Last week, Pinterest announced that it has updated its app to put search front and center. According to Pinterest product manager Audrey Tsang, “We’re making it easier for people to search for ideas on their phones because that’s what an increasing number of people are coming here to do. Monthly mobile text searches are up 40% over last year.”

Tsang also revealed that “Thanks to our visual discovery features, monthly visual searches have increased nearly 60% over last year. And our search returns 20% more Pins, with nearly 4bn ideas getting served up each and every day.”

Pinterest’s focus on visual search is part of a bold strategy bet that has been in the works for some time. While the popular social platform, which boasts some 175m users a month, is far from a dominant ad player, it’s looking to change that.

“We’re going to be the company that helps you use your phone to search the real world using images,” the company promised at the Cannes advertising festival in June. If it can pull that off, its ad business could boom.

But the world’s largest search engine, Google, has its own visual search plans too.

On Tuesday, the search giant announced that its Image Search on mobile devices now supports badges that indicate when an image is associated with a recipe, video, product or animation (GIF).

According to Assaf Broitman, a member of Google’s Image Search team, the badges will help Google users who turn to Image Search not knowing exactly what they’re looking for. He offers an example:

When you want to bake cupcakes, but you don’t know what kind, Image Search can help you make a decision. Finding an image with a recipe can be challenging: you might end up on a page that has only pictures of these delicious things, or a cupcake fan site that doesn’t have recipes, but everything else about them.

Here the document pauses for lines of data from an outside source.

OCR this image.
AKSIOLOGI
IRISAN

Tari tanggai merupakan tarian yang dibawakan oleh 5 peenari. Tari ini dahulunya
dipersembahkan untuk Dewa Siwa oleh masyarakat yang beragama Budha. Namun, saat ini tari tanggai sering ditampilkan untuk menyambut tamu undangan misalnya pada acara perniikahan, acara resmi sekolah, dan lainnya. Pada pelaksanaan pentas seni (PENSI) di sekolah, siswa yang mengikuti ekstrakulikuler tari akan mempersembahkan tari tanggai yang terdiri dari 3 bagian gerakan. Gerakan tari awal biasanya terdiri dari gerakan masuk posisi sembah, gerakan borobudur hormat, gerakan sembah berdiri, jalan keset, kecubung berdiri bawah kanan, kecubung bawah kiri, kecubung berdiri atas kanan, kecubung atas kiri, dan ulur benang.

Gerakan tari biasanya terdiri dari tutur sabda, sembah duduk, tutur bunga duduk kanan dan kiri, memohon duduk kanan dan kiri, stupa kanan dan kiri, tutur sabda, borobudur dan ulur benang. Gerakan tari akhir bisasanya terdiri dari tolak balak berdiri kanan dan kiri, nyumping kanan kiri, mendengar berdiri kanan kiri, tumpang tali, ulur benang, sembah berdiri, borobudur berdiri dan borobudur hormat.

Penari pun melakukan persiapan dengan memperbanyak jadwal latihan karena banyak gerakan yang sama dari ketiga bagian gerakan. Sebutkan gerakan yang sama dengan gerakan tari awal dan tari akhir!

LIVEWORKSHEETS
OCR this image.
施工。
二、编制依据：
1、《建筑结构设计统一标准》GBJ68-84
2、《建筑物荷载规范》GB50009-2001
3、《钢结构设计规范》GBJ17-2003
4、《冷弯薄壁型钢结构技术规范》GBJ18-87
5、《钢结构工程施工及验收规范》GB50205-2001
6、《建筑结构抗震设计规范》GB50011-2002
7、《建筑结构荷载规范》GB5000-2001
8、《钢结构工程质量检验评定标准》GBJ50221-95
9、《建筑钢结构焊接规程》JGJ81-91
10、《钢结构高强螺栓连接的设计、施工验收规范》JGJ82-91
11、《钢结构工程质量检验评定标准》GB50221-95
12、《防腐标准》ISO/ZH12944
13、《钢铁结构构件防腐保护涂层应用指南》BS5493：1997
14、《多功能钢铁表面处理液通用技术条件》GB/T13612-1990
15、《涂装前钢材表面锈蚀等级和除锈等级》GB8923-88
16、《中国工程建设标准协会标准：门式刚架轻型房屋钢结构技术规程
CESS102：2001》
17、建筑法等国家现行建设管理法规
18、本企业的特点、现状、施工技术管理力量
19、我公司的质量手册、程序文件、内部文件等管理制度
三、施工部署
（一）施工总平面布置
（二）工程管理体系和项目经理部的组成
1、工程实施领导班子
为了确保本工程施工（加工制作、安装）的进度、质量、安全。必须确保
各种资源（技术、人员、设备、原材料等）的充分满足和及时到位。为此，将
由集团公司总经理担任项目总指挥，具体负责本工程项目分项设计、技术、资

Badges address this issue, and to help Google identify content so that it can apply badges where appropriate, the search engine is encouraging publishers to add Recipe, Product and Video structured data markup to their pages using schema.org markup.

Google launched schema.org with Yahoo and Bing in 2011. While there is debate over structured data’s effect on search engine rankings, evidence suggests that use of structured data can help publishers achieve greater clickthrough rates.

As Mary Bowling, co-founder of digital agency Ignitor Digital, explained, use of schema.org markup is “not a ranking signal, but a clarity signal.” By helping Google better understand the content of a page, publishers can increase the likelihood that their content will be displayed in the SERPs via a rich snippet, which can in turn increase the likelihood that users click on it.

By using schema.org markup to apply badges in Image Search, Google is giving publishers a new reason to add schema.org markup to their pages if they’re not already doing so. And because Pinterest also supports schema.org structured data, publishers can take advantage of Pinterest’s growing focus on visual search at the same time.